Now I must admit that I was never one of trueSpace’s biggest fans. It’s been over ten years since the last time I used the software and I wasn’t all that complementary, admitting to my “love/hate relationship” with its “icon-cluttered workplace”. Even so, at that time it had a community of dedicated users who clearly liked trueSpace more than I did. So I was surprised to find that not only the software but even the entire company no longer existed. I turned to Wikipedia for more information.

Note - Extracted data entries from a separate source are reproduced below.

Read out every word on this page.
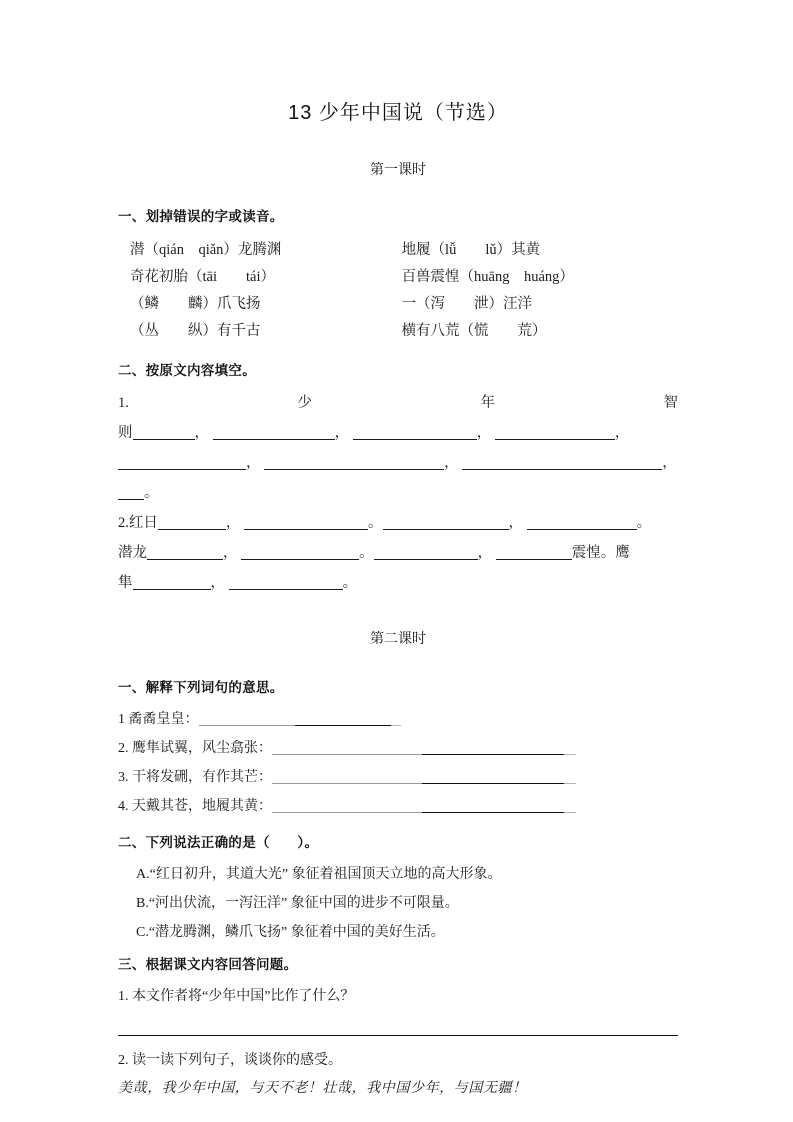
13 少年中国说（节选）
第一课时
一、划掉错误的字或读音。
潜（qián　qiǎn）龙腾渊	地履（lǚ　　lǔ）其黄
奇花初胎（tāi　　tái）	百兽震惶（huāng　huáng）
（鳞　　麟）爪飞扬	一（泻　　泄）汪洋
（丛　　纵）有千古	横有八荒（慌　　荒）
二、按原文内容填空。
1.	少	年	智
则	，	，	，	，
，	，	，
。
2.红日	，	。	，	。
潜龙	，	。	，	震惶。鹰
隼	，	。
第二课时
一、解释下列词句的意思。
1 矞矞皇皇：
2. 鹰隼试翼，风尘翕张：
3. 干将发硎，有作其芒：
4. 天戴其苍，地履其黄：
二、下列说法正确的是（　　）。
A.“红日初升，其道大光” 象征着祖国顶天立地的高大形象。
B.“河出伏流，一泻汪洋” 象征中国的进步不可限量。
C.“潜龙腾渊，鳞爪飞扬” 象征着中国的美好生活。
三、根据课文内容回答问题。
1. 本文作者将“少年中国”比作了什么？
2. 读一读下列句子，谈谈你的感受。
美哉，我少年中国，与天不老！壮哉，我中国少年，与国无疆！
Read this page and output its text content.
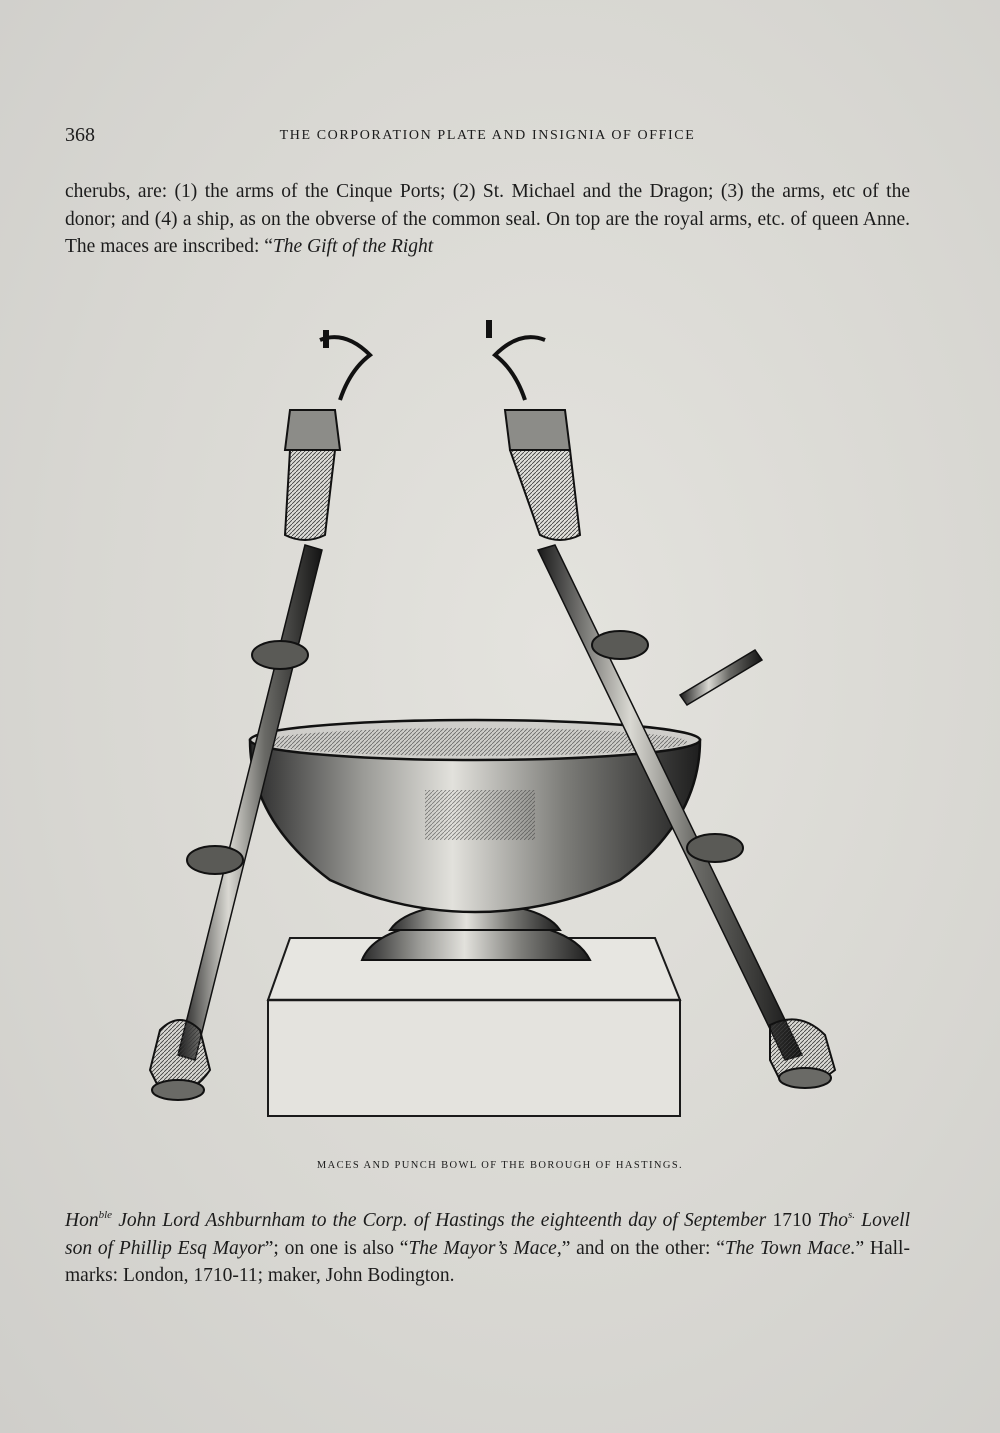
368	THE CORPORATION PLATE AND INSIGNIA OF OFFICE
cherubs, are: (1) the arms of the Cinque Ports; (2) St. Michael and the Dragon; (3) the arms, etc of the donor; and (4) a ship, as on the obverse of the common seal. On top are the royal arms, etc. of queen Anne. The maces are inscribed: “The Gift of the Right
MACES AND PUNCH BOWL OF THE BOROUGH OF HASTINGS.
Hon$^{ble}$ John Lord Ashburnham to the Corp. of Hastings the eighteenth day of September 1710 Tho$^{s.}$ Lovell son of Phillip Esq Mayor”; on one is also “The Mayor’s Mace,” and on the other: “The Town Mace.” Hall-marks: London, 1710-11; maker, John Bodington.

Here I discovered that Caligari Corporation had been bought out by Microsoft (“Why?” was the question that popped unbidden into my mind) and, having bought it, Microsoft then discontinued trueSpace in May 2009. Anyway, the good news for trueSpace lovers is that, after its demise, trueSpace continues to live on, zombie-like, in a free edition. The only slight problem is that since the official download site was the Caligari web site and since that web site no longer exists, you may have to do some searching to find the free software. Let me save you the effort. It turns out that it is available on quite a few sites such as CNet. However, as far as I can determine, there is no ongoing development so the future of trueSpace is far from assured.

It’s not all depressing news, however. While some old software languishes, new software keeps coming along to take its place. I’ll be writing about some 3D graphics packages which I’ve been using recently – and some of the best of these have the added advantage of being completely free.